- A Vale (VALE3) divulgou sua prévia operacional do segundo trimestre de 2025, com produção de minério de ferro 2% acima das expectativas, totalizando entre 325 e 335 milhões de toneladas anuais.
- Apesar do aumento na produção, as vendas caíram, refletindo uma demanda fraca e uma mudança na estratégia da empresa, que prioriza produtos de menor custo.
- O desempenho em cobre e níquel foi positivo, com produção superando as expectativas em 3%, sendo a maior desde 2021 e 2019, respectivamente.
- O preço realizado do minério foi de US$ 85,1 por tonelada, ligeiramente acima das previsões, mas inferior ao ano anterior.
- Os analistas permanecem cautelosos, com previsões de preços mais fracos para o segundo semestre de 2025, enquanto o Goldman Sachs mantém recomendação de compra, com preço-alvo de US$ 15,50 por ADR.
A Vale (VALE3) divulgou, na noite de terça-feira, 22, sua prévia operacional do segundo trimestre de 2025, apresentando crescimento de 2% na produção de minério de ferro, superando as expectativas do mercado. No entanto, as vendas caíram, refletindo uma demanda fraca e uma mudança na estratégia da empresa, que prioriza produtos de menor custo.
Os analistas do BTG Pactual destacaram que a produção de minério de ferro alcançou 325 a 335 milhões de toneladas anuais, mas a queda nos embarques e nos preços por tonelada indicam um cenário desafiador. A estratégia da Vale de focar em pellet feed em vez de pelotas é uma resposta à demanda por minérios de maior qualidade. A XP Investimentos avaliou os resultados como neutros, ressaltando a diversificação do portfólio da mineradora.

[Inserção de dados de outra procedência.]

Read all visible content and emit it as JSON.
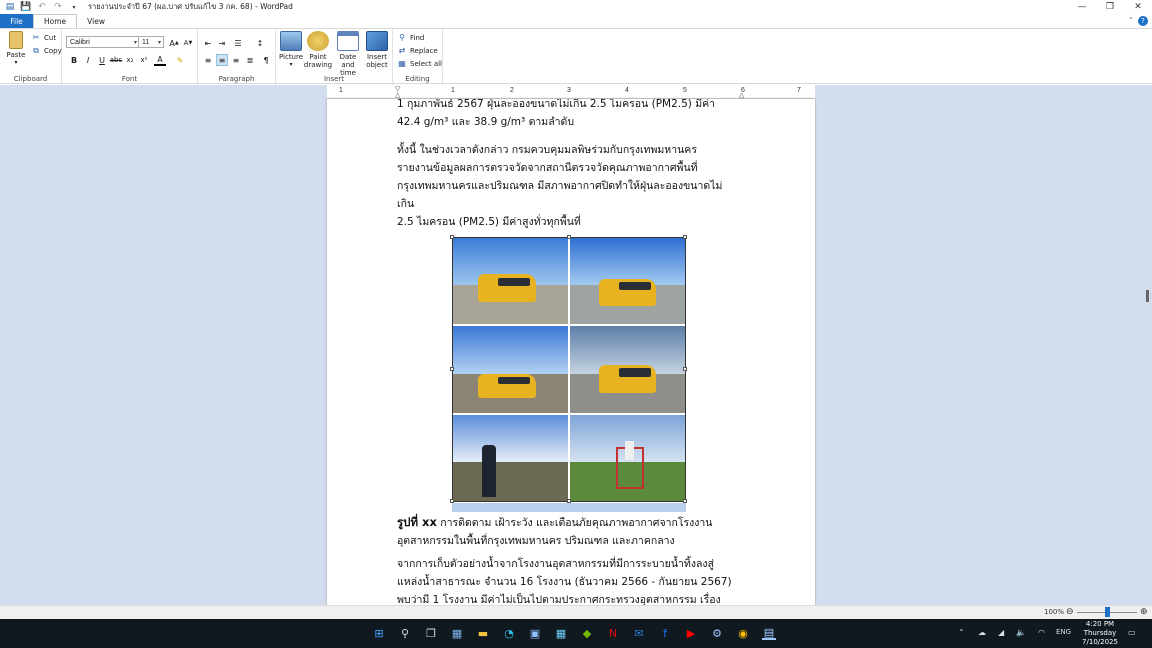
{
  "window": {
    "title": "รายงานประจำปี 67 (ผอ.บาศ ปรับแก้ไข 3 กค. 68) - WordPad"
  },
  "ribbon": {
    "tabs": [
      "File",
      "Home",
      "View"
    ],
    "clipboard": {
      "paste": "Paste",
      "cut": "Cut",
      "copy": "Copy",
      "label": "Clipboard"
    },
    "font": {
      "family": "Calibri",
      "size": "11",
      "label": "Font"
    },
    "paragraph": {
      "label": "Paragraph"
    },
    "insert": {
      "picture": "Picture",
      "paint": "Paint drawing",
      "paint_l1": "Paint",
      "paint_l2": "drawing",
      "datetime_l1": "Date and",
      "datetime_l2": "time",
      "object_l1": "Insert",
      "object_l2": "object",
      "label": "Insert"
    },
    "editing": {
      "find": "Find",
      "replace": "Replace",
      "select_all": "Select all",
      "label": "Editing"
    }
  },
  "ruler": {
    "numbers": [
      "1",
      "1",
      "2",
      "3",
      "4",
      "5",
      "6",
      "7"
    ]
  },
  "document": {
    "line_top": "1 กุมภาพันธ์ 2567 ฝุ่นละอองขนาดไม่เกิน 2.5 ไมครอน (PM2.5) มีค่า",
    "line_values": "42.4 g/m³ และ 38.9 g/m³ ตามลำดับ",
    "para2": [
      "ทั้งนี้      ในช่วงเวลาดังกล่าว      กรมควบคุมมลพิษร่วมกับกรุงเทพมหานคร",
      "รายงานข้อมูลผลการตรวจวัดจากสถานีตรวจวัดคุณภาพอากาศพื้นที่",
      "กรุงเทพมหานครและปริมณฑล    มีสภาพอากาศปิดทำให้ฝุ่นละอองขนาดไม่",
      "เกิน",
      "2.5 ไมครอน (PM2.5) มีค่าสูงทั่วทุกพื้นที่"
    ],
    "caption_bold": "รูปที่ xx",
    "caption_text": " การติดตาม เฝ้าระวัง และเตือนภัยคุณภาพอากาศจากโรงงาน",
    "caption_line2": "อุตสาหกรรมในพื้นที่กรุงเทพมหานคร ปริมณฑล และภาคกลาง",
    "para3": [
      "จากการเก็บตัวอย่างน้ำจากโรงงานอุตสาหกรรมที่มีการระบายน้ำทิ้งลงสู่",
      "แหล่งน้ำสาธารณะ จำนวน 16 โรงงาน (ธันวาคม 2566 - กันยายน 2567)",
      "พบว่ามี  1  โรงงาน  มีค่าไม่เป็นไปตามประกาศกระทรวงอุตสาหกรรม  เรื่อง"
    ]
  },
  "statusbar": {
    "zoom": "100%"
  },
  "taskbar": {
    "lang": "ENG",
    "time": "4:20 PM",
    "day": "Thursday",
    "date": "7/10/2025"
  },
  "colors": {
    "accent": "#1e6fc7",
    "doc_bg": "#d2ddee",
    "van": "#e8b321",
    "taskbar": "#101820"
  }
}
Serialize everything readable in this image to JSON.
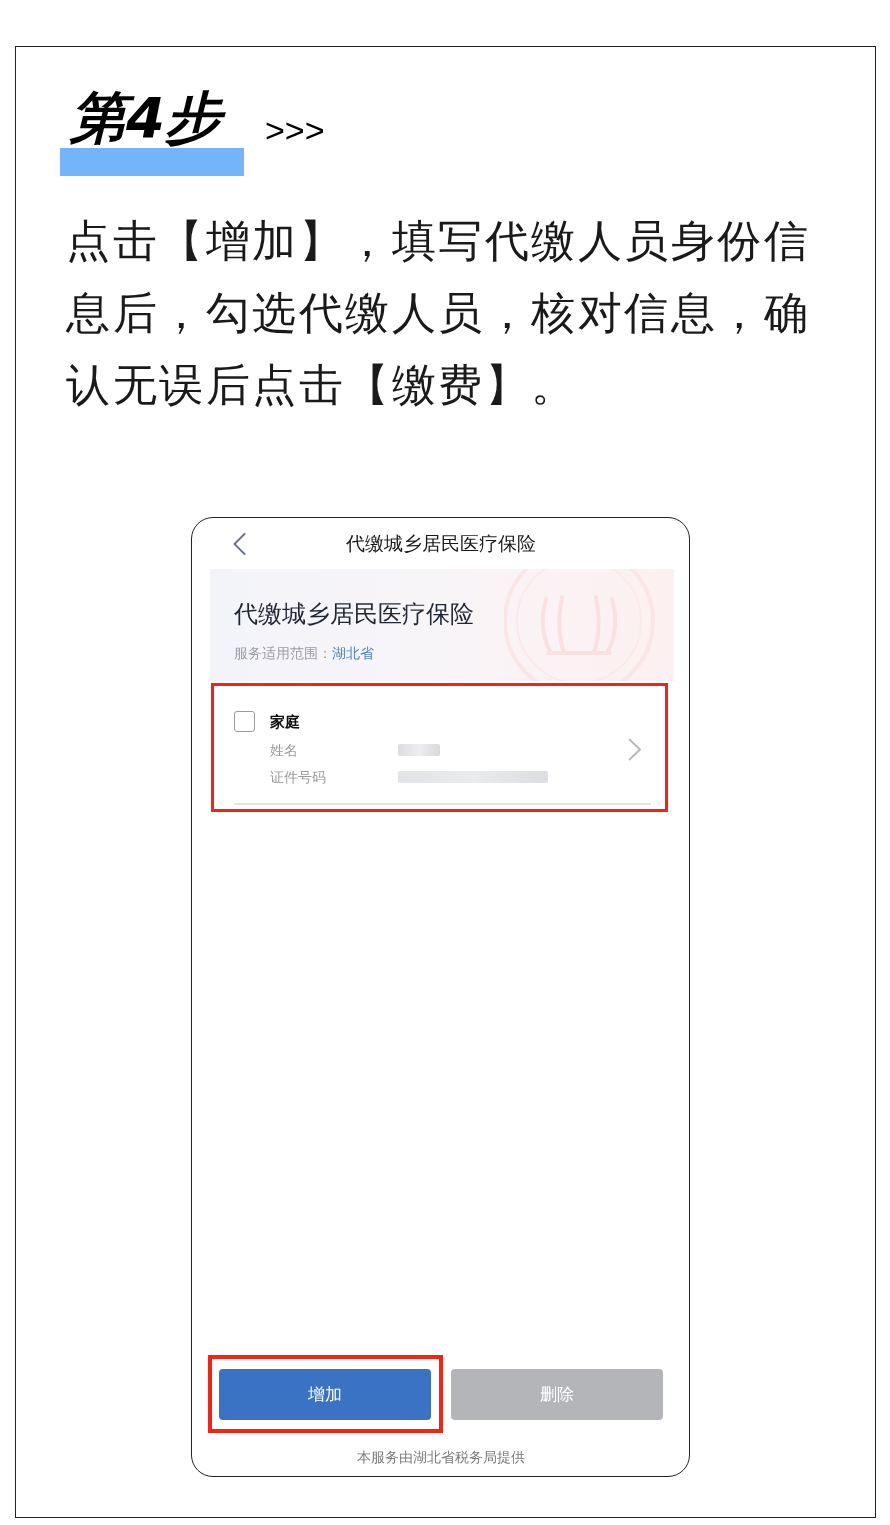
{
  "step": {
    "title": "第4步",
    "arrows": ">>>"
  },
  "instruction": "点击【增加】，填写代缴人员身份信息后，勾选代缴人员，核对信息，确认无误后点击【缴费】。",
  "phone": {
    "nav_title": "代缴城乡居民医疗保险",
    "banner": {
      "title": "代缴城乡居民医疗保险",
      "scope_label": "服务适用范围：",
      "scope_value": "湖北省"
    },
    "members": [
      {
        "group": "家庭",
        "checked": false,
        "highlighted": true,
        "fields": [
          {
            "label": "姓名",
            "redacted": true
          },
          {
            "label": "证件号码",
            "redacted": true
          }
        ]
      }
    ],
    "buttons": [
      {
        "label": "增加",
        "disabled": false,
        "highlighted": true
      },
      {
        "label": "删除",
        "disabled": true,
        "highlighted": false
      }
    ],
    "footer": "本服务由湖北省税务局提供"
  }
}
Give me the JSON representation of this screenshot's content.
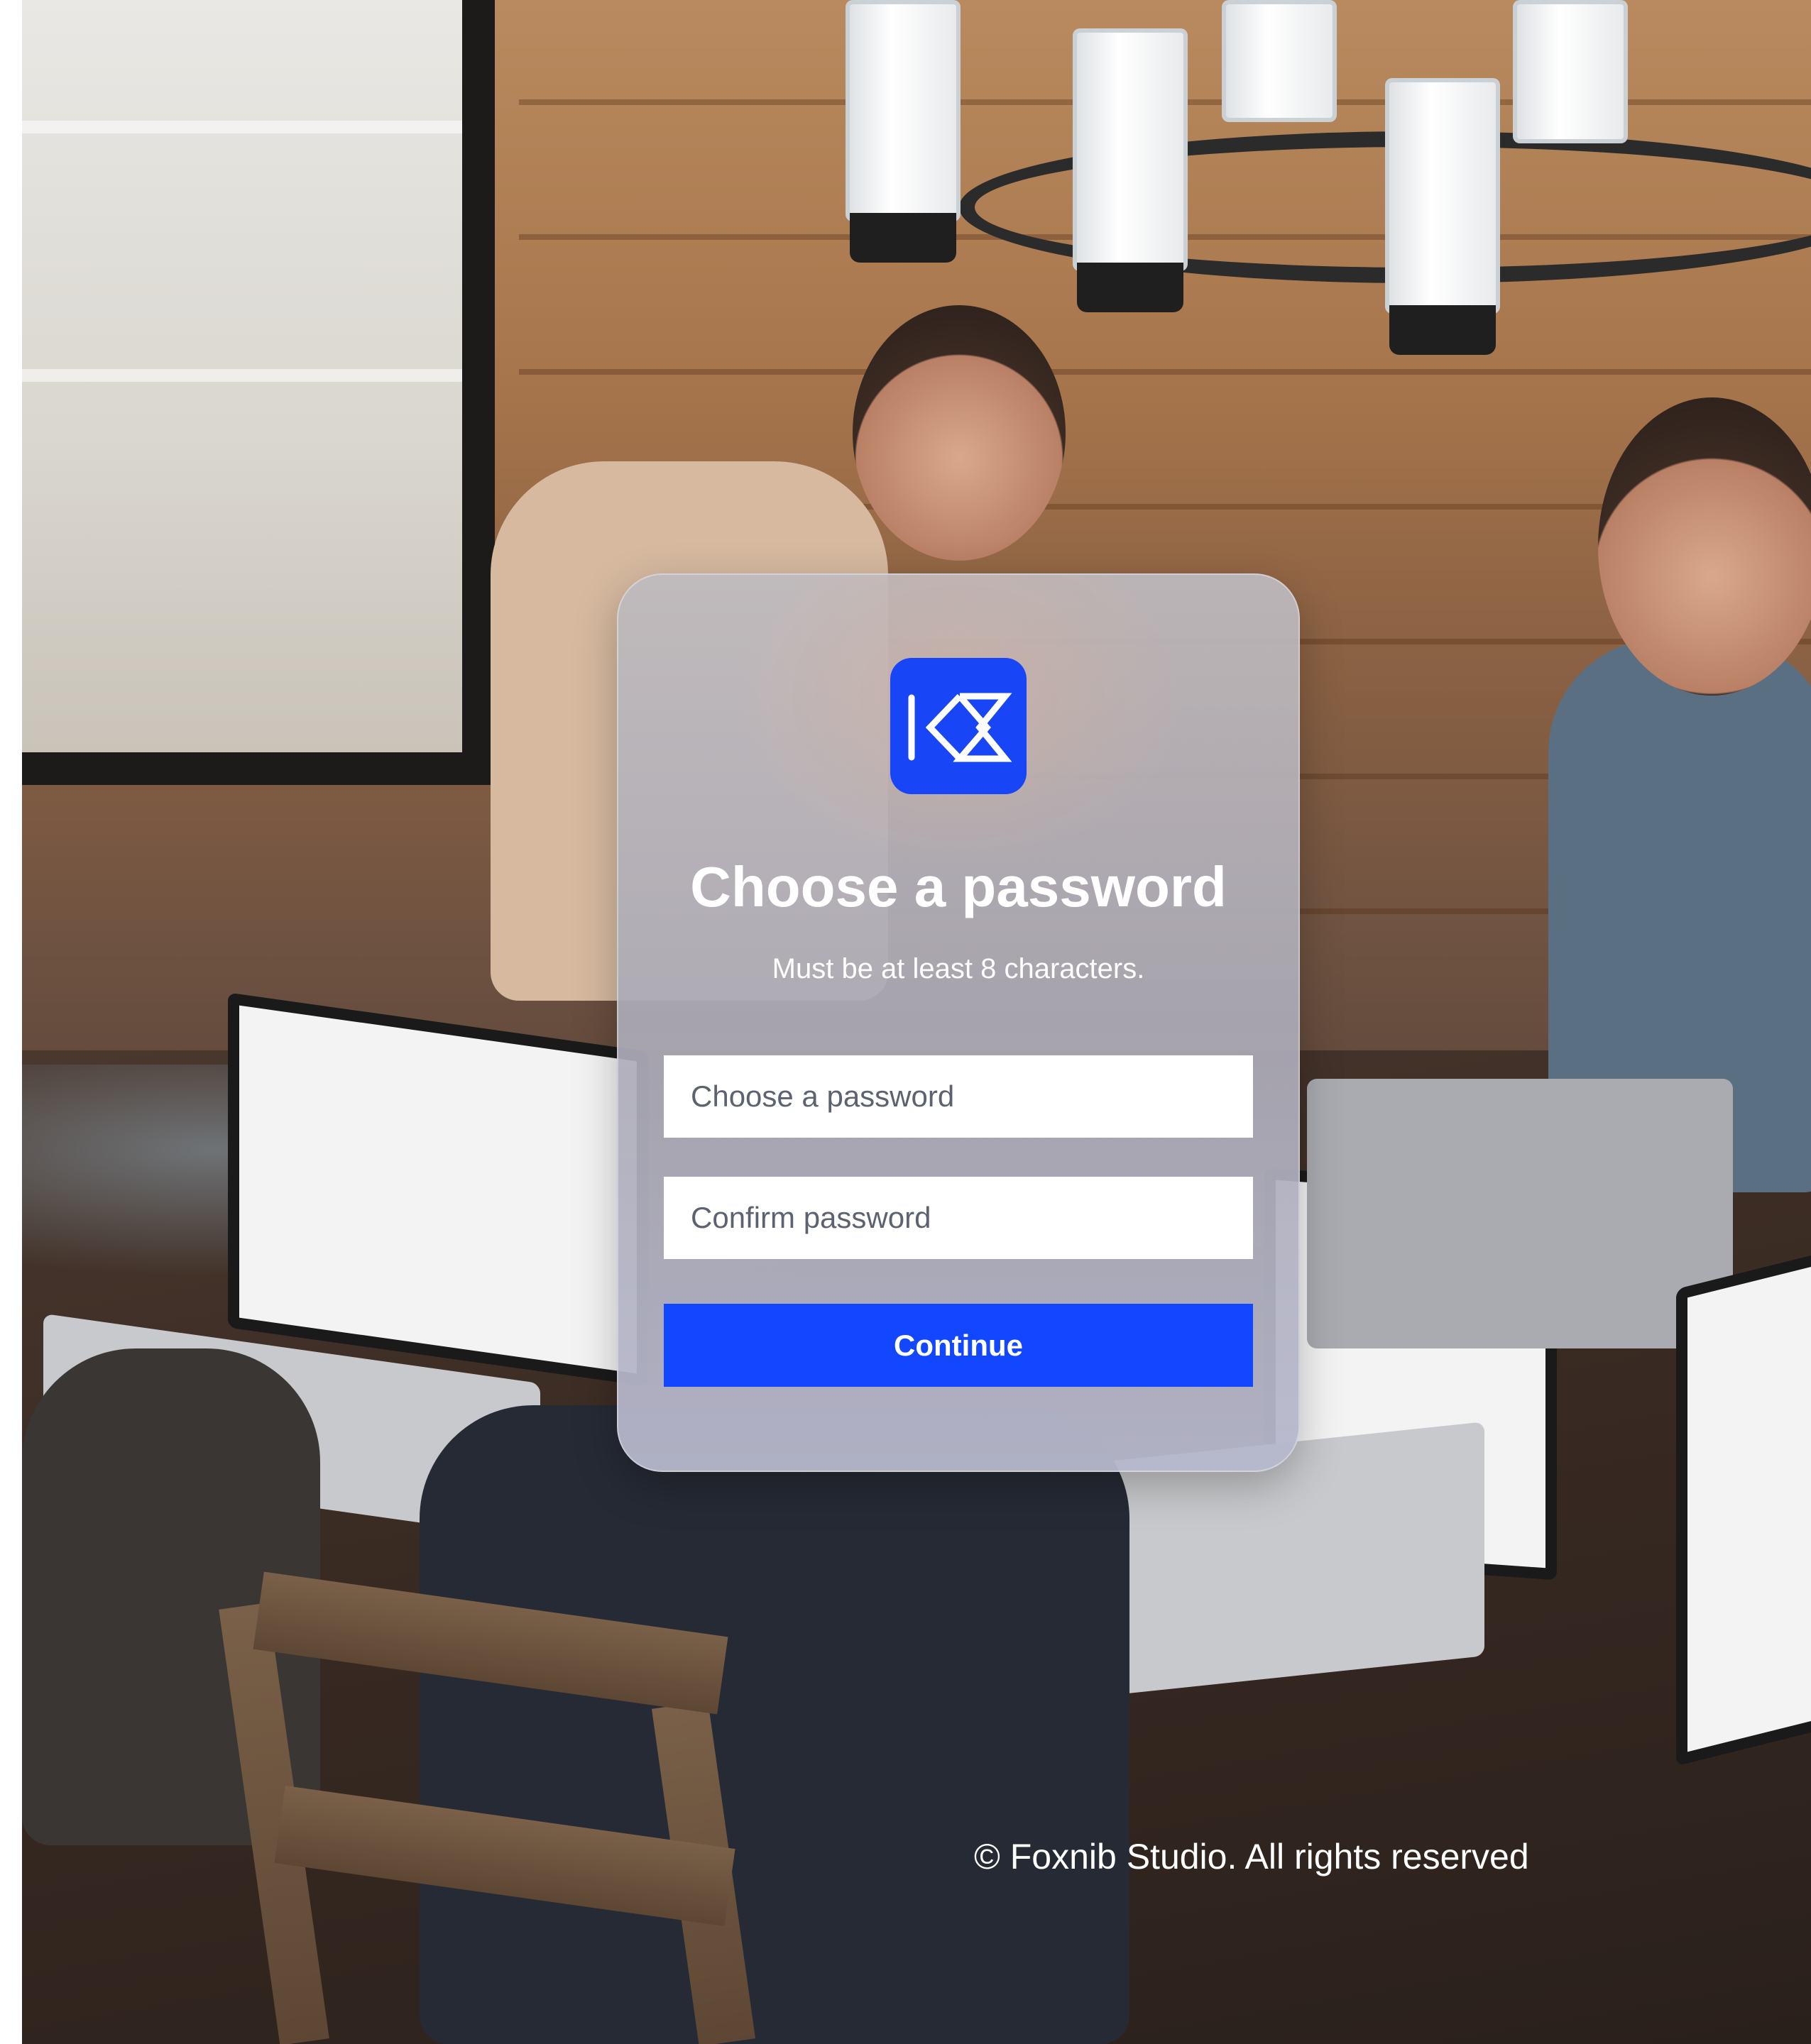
{
  "brand": {
    "logo_icon": "k-chevron-logo-icon",
    "accent_color": "#1246FF",
    "logo_bg_color": "#1845F5"
  },
  "card": {
    "title": "Choose a password",
    "subtitle": "Must be at least 8 characters."
  },
  "form": {
    "password": {
      "placeholder": "Choose a password",
      "value": ""
    },
    "confirm_password": {
      "placeholder": "Confirm password",
      "value": ""
    },
    "continue_label": "Continue"
  },
  "footer": {
    "copyright": "© Foxnib Studio. All rights reserved"
  }
}
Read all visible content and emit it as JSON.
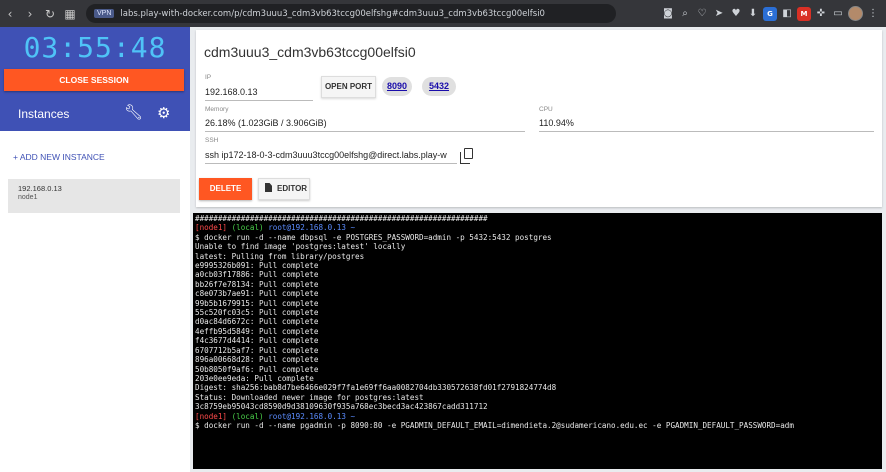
{
  "browser": {
    "url": "labs.play-with-docker.com/p/cdm3uuu3_cdm3vb63tccg00elfshg#cdm3uuu3_cdm3vb63tccg00elfsi0",
    "vpn_badge": "VPN",
    "ext_badge_1": "M"
  },
  "sidebar": {
    "timer": "03:55:48",
    "close_session": "CLOSE SESSION",
    "instances_title": "Instances",
    "add_new": "+ ADD NEW INSTANCE",
    "instance": {
      "ip": "192.168.0.13",
      "name": "node1"
    }
  },
  "panel": {
    "title": "cdm3uuu3_cdm3vb63tccg00elfsi0",
    "ip_label": "IP",
    "ip_value": "192.168.0.13",
    "open_port": "OPEN PORT",
    "ports": [
      "8090",
      "5432"
    ],
    "memory_label": "Memory",
    "memory_value": "26.18% (1.023GiB / 3.906GiB)",
    "cpu_label": "CPU",
    "cpu_value": "110.94%",
    "ssh_label": "SSH",
    "ssh_value": "ssh ip172-18-0-3-cdm3uuu3tccg00elfshg@direct.labs.play-w",
    "delete": "DELETE",
    "editor": "EDITOR"
  },
  "terminal": {
    "banner": "################################################################",
    "prompt_node": "[node1]",
    "prompt_local": "(local)",
    "prompt_user": "root@192.168.0.13",
    "prompt_tilde": "~",
    "cmd1": "$ docker run -d --name dbpsql -e POSTGRES_PASSWORD=admin -p 5432:5432 postgres",
    "output": [
      "Unable to find image 'postgres:latest' locally",
      "latest: Pulling from library/postgres",
      "e9995326b091: Pull complete",
      "a0cb03f17886: Pull complete",
      "bb26f7e78134: Pull complete",
      "c8e073b7ae91: Pull complete",
      "99b5b1679915: Pull complete",
      "55c520fc03c5: Pull complete",
      "d0ac84d6672c: Pull complete",
      "4effb95d5849: Pull complete",
      "f4c3677d4414: Pull complete",
      "6707712b5af7: Pull complete",
      "896a00668d28: Pull complete",
      "50b8050f9af6: Pull complete",
      "203e0ee9eda: Pull complete",
      "Digest: sha256:bab8d7be6466e029f7fa1e69ff6aa0082704db330572638fd01f2791824774d8",
      "Status: Downloaded newer image for postgres:latest",
      "3c8759eb95043cd8590d9d38109630f935a768ec3becd3ac423867cadd311712"
    ],
    "cmd2": "$ docker run -d --name pgadmin -p 8090:80 -e PGADMIN_DEFAULT_EMAIL=dimendieta.2@sudamericano.edu.ec -e PGADMIN_DEFAULT_PASSWORD=adm"
  }
}
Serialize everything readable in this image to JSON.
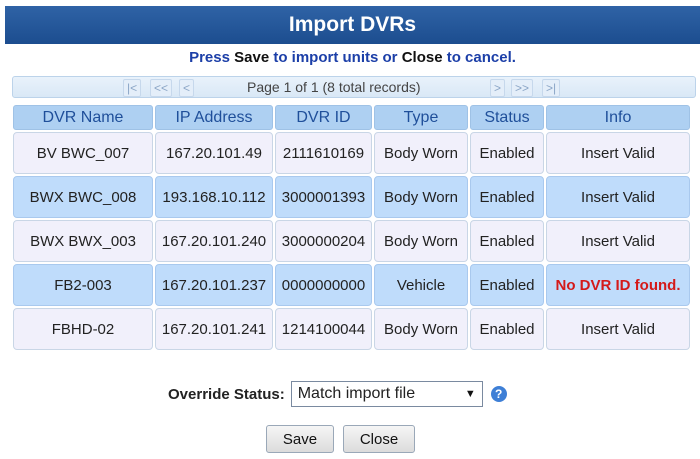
{
  "dialog": {
    "title": "Import DVRs",
    "instruction": {
      "p1": "Press ",
      "save": "Save",
      "p2": " to import units or ",
      "close": "Close",
      "p3": " to cancel."
    }
  },
  "pager": {
    "first": "|<",
    "prev_page": "<<",
    "prev": "<",
    "info": "Page 1 of 1 (8 total records)",
    "next": ">",
    "next_page": ">>",
    "last": ">|"
  },
  "table": {
    "headers": [
      "DVR Name",
      "IP Address",
      "DVR ID",
      "Type",
      "Status",
      "Info"
    ],
    "rows": [
      [
        "BV BWC_007",
        "167.20.101.49",
        "2111610169",
        "Body Worn",
        "Enabled",
        "Insert Valid"
      ],
      [
        "BWX BWC_008",
        "193.168.10.112",
        "3000001393",
        "Body Worn",
        "Enabled",
        "Insert Valid"
      ],
      [
        "BWX BWX_003",
        "167.20.101.240",
        "3000000204",
        "Body Worn",
        "Enabled",
        "Insert Valid"
      ],
      [
        "FB2-003",
        "167.20.101.237",
        "0000000000",
        "Vehicle",
        "Enabled",
        "No DVR ID found."
      ],
      [
        "FBHD-02",
        "167.20.101.241",
        "1214100044",
        "Body Worn",
        "Enabled",
        "Insert Valid"
      ]
    ]
  },
  "override": {
    "label": "Override Status:",
    "selected": "Match import file",
    "help": "?"
  },
  "buttons": {
    "save": "Save",
    "close": "Close"
  },
  "colors": {
    "title_bar": "#1c4d8f",
    "header_cell": "#aed0f2",
    "highlight_row": "#bfdcfb",
    "error_text": "#d41a1a"
  },
  "icons": {
    "help": "help-icon",
    "dropdown": "caret-down-icon"
  }
}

Desempenho em Metais Básicos
Os números também mostraram um desempenho positivo em cobre e níquel, com produção superando as expectativas em 3%. A produção de níquel e cobre foi a maior desde 2021 e 2019, respectivamente. O Bradesco BBI reiterou sua recomendação de compra, destacando que a produção de iodetos de níquel no Sistema Norte atingiu o maior nível desde 2021, apesar da queda nas vendas.
O Morgan Stanley projetou um EBITDA de US$ 3,15 bilhões para o trimestre, em linha com as expectativas, apesar da redução nas remessas de pelotas. O preço realizado do minério foi de US$ 85,1 por tonelada, ligeiramente acima das previsões, mas ainda inferior ao ano anterior. O Itaú BBA também manteve sua recomendação de compra, com um preço-alvo de US$ 13 por ADR.
Expectativas Futuras
Os analistas permanecem cautelosos quanto ao futuro da Vale, com o BTG Pactual prevendo revisões negativas para o segundo semestre de 2025, à medida que os investidores ajustam suas expectativas a um cenário de preços mais fracos. O banco estima que o minério de ferro deve ser negociado a US$ 95 a tonelada em 2025 e US$ 85 em 2026. Em contrapartida, o Goldman Sachs vê métricas operacionais promissoras e mantém sua recomendação de compra, com um preço-alvo de US$ 15,50 por ADR, indicando um potencial de alta de 49,75%.
Os resultados completos do segundo trimestre serão divulgados no próximo dia 31 de julho.